Director Eduardo Sánchez is no stranger to found-footage horror filmmaking, having co-helmed 1999’s highly influential The Blair Witch Project. To his credit, he can still conjure a palpably tense atmosphere using little more than offscreen sounds and half-glimpsed silhouettes. The callow protagonists replay footage of the accident and there is plenty of “Look! Right there! What’s that moving in the corner?” Several audience members will no doubt plug their ears in anticipation of the numerous “stinger” scares Sánchez employs. Sometimes it’s just the pot-addled Brian having a little freak-’em-out fun. Other times it’s Sasquatch himself, throwing some predatory shade in night-vision close-ups.
It’s fun to be scared, but it’d be nice if the human meat were more interesting. The ladies are cowering screamers and the men overgrown infants, none of whom behave in any genuinely surprising way. They’re shallow characters shallowly conceived (courtesy of the derivative screenplay by Jamie Nash), and this wreaks havoc with the story’s zeitgeist subtext, which basically amounts to a disingenuous cri de coeur against humanity’s perpetually plugged-in culture, casting Bigfoot as a kind of Luddite avenger. Put down the cameras and save your soul, but, you know, be sure to film it all first.

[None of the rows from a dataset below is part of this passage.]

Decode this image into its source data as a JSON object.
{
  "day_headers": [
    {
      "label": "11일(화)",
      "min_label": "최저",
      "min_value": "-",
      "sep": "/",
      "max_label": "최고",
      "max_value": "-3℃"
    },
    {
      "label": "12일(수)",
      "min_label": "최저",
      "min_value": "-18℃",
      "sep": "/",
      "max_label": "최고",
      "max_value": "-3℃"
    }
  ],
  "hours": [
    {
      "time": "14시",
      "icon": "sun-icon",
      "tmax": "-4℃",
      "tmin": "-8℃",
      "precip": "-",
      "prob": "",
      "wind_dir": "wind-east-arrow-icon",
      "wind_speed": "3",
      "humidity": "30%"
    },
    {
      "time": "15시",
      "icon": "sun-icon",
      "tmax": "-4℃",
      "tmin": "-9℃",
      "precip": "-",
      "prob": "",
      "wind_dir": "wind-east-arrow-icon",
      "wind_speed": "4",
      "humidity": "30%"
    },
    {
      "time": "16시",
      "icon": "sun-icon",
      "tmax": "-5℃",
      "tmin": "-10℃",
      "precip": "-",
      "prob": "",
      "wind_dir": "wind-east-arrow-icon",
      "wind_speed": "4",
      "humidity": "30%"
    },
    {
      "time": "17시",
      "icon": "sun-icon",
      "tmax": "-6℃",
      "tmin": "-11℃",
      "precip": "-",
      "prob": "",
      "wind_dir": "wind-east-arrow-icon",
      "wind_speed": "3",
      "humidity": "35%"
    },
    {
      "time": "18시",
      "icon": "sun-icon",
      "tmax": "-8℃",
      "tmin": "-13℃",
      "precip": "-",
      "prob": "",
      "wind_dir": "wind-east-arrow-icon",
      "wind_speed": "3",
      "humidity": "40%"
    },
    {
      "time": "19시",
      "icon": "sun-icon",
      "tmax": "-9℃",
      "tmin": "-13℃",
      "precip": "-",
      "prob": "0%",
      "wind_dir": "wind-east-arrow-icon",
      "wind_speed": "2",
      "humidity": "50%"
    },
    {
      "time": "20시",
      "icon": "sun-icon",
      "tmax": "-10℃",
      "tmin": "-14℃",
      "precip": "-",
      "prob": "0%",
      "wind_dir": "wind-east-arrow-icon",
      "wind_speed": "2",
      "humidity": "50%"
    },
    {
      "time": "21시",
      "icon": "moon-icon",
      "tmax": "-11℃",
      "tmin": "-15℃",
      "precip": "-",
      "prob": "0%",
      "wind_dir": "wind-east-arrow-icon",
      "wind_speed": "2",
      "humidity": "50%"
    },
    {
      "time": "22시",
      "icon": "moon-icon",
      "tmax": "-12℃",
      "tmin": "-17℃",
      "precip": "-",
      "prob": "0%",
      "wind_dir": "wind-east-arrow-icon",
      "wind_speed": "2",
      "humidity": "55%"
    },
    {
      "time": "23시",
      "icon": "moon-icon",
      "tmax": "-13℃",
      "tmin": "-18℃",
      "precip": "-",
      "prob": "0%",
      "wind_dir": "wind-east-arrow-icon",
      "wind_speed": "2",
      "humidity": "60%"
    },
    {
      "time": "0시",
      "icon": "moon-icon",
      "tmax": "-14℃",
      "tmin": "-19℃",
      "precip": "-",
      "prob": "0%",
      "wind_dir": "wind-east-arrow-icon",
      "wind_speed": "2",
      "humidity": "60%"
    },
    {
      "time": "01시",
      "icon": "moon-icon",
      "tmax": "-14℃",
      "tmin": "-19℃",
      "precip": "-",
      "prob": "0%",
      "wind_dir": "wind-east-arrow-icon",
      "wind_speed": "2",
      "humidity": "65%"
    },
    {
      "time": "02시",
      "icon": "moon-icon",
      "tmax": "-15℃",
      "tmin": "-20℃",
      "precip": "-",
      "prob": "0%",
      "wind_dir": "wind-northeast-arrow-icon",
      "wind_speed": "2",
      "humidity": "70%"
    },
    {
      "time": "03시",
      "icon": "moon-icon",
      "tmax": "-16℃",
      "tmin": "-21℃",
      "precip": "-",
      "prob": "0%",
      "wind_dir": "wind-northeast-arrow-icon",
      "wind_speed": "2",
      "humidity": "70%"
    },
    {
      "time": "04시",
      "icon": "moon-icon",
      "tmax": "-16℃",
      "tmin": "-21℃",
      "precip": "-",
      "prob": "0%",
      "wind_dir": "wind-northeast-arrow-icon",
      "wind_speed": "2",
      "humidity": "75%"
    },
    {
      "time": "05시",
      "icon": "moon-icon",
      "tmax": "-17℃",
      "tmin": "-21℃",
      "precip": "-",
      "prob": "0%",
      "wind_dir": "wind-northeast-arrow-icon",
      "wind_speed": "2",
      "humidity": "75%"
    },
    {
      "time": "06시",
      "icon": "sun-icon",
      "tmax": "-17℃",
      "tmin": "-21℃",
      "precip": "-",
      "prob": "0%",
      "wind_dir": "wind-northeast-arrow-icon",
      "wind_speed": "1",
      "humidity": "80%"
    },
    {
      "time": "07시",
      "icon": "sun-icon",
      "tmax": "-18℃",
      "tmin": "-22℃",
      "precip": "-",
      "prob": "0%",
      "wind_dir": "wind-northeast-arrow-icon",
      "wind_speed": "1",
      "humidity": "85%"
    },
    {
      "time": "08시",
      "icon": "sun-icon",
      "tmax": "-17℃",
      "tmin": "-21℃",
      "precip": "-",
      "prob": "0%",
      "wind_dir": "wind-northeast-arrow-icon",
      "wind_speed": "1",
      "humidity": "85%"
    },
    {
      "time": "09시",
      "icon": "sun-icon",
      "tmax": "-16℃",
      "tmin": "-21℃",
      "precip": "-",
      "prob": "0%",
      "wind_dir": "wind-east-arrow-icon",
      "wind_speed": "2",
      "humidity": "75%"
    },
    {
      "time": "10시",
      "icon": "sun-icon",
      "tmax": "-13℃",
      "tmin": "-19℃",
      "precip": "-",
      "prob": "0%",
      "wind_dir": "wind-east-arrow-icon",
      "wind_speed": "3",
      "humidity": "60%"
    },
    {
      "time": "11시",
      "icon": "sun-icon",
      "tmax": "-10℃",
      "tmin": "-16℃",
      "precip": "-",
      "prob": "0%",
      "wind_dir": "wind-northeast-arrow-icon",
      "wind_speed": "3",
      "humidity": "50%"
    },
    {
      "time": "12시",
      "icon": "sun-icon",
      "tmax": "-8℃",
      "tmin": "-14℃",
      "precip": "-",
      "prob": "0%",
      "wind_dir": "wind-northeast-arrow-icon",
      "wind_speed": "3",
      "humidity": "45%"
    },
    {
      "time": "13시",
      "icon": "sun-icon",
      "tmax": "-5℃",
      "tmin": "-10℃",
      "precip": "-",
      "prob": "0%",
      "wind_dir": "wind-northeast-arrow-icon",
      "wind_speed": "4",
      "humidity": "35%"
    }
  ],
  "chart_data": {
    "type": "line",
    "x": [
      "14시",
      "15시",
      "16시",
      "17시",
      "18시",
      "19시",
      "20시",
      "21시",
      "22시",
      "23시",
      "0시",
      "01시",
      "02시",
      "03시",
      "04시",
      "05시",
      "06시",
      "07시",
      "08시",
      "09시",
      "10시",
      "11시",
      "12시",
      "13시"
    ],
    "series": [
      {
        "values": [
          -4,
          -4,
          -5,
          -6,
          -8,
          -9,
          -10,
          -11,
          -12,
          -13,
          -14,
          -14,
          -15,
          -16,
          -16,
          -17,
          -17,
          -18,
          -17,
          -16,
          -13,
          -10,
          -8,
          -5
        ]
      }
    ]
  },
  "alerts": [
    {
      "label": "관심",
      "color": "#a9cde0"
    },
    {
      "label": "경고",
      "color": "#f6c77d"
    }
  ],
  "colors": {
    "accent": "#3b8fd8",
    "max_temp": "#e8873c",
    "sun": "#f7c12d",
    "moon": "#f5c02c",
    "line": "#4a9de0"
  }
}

A number of movies use monsters as metaphors for larger ills, but Exists works best when it’s just offering up cheap thrills to match its intentionally (if still shoddily) cheap look. Despite the off-putting amateur-cam aesthetic, there are two particularly well-done suspense sequences, one involving the cabin’s hidden basement (site of a reverse-Evil Dead encounter), the other an abandoned RV that goes toppling into a chasm à la the cliffhanger centerpiece of Steven Spielberg’s The Lost World: Jurassic Park. And having made a horror film that’s barely 80 minutes without the credits, Sánchez should be lauded for not wasting too much of his audience’s time. It feels strange to be so dismissive about someone who once commanded wide attention (however much as a fluke) with an indie blockbuster that effectively birthed a lucrative mainstream genre. But Sánchez, sadly, is now a pretender to his own throne.